In summary, Nrf2 is a key player in cellular defense mechanisms, contributing to overall health and longevity through its wide-ranging cytoprotective functions.,
A separate study investigated the mechanisms through which a specific WWBE (PE21), delays yeast chronological aging and extends yeast longevity. This study showed that PE21 causes a shift of lipid metabolism in chronological aging yeast, thereby creating changes in the concentrations of several lipid classes.
Three mechanisms of aging delay and longevity from WWBE:
- The WWBE slowed aging and prolonged longevity through its ability to decrease the intracellular concentration of free fatty acids. This postpones an age-related onset of liponecrotic cell death promoted by excessive concentrations of free fatty acids.
- The WWBE demonstrated an ability to decrease the concentrations of triacylglycerols and increase the concentrations of glycerophospholipids within the endoplasmic reticulum membrane. This activates the unfolded protein response system in the endoplasmic reticulum, which then slows an age-related decline in protein and lipid homeostasis and decreases an aging-associated deterioration of cell resistance to stress.

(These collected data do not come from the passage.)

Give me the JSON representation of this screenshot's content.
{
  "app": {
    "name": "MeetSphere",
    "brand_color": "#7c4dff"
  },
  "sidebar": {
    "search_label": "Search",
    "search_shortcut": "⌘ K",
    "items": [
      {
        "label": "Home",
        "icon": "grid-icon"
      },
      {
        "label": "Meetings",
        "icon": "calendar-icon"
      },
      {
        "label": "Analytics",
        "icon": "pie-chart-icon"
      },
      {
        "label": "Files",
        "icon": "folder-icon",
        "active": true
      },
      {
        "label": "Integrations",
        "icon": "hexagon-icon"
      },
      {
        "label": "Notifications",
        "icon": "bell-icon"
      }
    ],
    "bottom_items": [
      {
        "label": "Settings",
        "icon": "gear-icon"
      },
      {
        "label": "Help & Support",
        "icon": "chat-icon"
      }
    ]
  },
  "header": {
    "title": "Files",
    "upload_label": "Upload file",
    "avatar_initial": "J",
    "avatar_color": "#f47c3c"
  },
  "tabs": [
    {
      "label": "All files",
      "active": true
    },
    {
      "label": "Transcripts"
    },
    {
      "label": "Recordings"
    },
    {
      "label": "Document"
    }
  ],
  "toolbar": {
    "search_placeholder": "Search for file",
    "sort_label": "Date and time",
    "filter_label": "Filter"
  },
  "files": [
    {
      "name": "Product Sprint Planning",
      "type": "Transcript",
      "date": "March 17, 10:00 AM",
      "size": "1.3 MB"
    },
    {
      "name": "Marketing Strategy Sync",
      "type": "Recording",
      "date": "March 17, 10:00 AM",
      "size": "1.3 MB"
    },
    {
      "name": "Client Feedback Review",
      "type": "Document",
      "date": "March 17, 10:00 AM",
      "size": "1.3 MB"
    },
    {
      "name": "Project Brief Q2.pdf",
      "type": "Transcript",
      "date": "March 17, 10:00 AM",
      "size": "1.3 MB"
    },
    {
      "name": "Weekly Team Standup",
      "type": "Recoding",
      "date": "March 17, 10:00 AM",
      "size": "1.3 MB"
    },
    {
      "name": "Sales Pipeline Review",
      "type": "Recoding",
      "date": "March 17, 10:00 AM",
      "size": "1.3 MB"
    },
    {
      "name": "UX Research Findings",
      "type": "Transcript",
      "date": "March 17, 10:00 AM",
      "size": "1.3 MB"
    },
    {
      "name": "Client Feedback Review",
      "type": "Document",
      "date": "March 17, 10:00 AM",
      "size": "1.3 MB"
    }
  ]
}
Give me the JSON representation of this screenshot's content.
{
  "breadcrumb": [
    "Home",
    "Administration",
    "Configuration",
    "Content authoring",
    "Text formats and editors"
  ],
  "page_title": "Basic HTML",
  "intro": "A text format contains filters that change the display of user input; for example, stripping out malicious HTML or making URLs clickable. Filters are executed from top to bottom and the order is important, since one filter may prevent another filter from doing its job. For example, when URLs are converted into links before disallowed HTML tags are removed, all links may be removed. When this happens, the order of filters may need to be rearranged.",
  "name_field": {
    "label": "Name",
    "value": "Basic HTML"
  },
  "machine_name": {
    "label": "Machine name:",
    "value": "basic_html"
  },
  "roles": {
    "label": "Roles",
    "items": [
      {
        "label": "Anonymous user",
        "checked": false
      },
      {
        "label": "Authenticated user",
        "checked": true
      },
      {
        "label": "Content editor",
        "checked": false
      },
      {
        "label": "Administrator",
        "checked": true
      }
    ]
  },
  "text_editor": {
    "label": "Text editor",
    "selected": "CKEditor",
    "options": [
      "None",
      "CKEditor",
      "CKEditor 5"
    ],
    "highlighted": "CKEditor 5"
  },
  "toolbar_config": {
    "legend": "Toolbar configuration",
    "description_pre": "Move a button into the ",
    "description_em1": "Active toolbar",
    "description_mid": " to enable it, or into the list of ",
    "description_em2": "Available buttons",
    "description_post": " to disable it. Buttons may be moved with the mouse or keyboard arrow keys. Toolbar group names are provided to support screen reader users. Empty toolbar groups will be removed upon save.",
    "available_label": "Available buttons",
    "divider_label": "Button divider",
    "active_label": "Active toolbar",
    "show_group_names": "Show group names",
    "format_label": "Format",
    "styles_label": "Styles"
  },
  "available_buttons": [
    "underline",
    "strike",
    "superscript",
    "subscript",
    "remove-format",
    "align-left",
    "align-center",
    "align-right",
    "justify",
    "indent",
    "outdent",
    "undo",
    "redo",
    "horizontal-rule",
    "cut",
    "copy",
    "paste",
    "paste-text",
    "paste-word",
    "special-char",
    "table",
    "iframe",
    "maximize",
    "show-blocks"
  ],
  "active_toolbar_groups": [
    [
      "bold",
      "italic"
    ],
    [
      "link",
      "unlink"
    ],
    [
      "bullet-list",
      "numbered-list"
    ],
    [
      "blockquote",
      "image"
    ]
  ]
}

- The WWBE also demonstrated an ability to change lipid concentrations in the mitochondrial membranes. This alters certain catabolic and anabolic processes in mitochondria, thus improving the pattern of age-associated changes in key aspects of mitochondrial function.
Based on several clinical studies, it is also believed that WWBE and salicin may have anti-aging capabilities when applied topically to human skin. Willow extract has been shown to help remove dead skin cells, reduce the appearance of fine lines, and support acne treatments.,
White Willow Bark Extract (WWBE) for Inflammaging
Aging is an inevitable process in the human body that is associated with a multitude of systemic and localized changes. Inflammation contributes to premature aging through direct external damage to cells and tissue. Inflammation is one of the seven evolutionarily conserved mechanistic pillars of aging that are shared by age-related conditions, including metabolic diseases.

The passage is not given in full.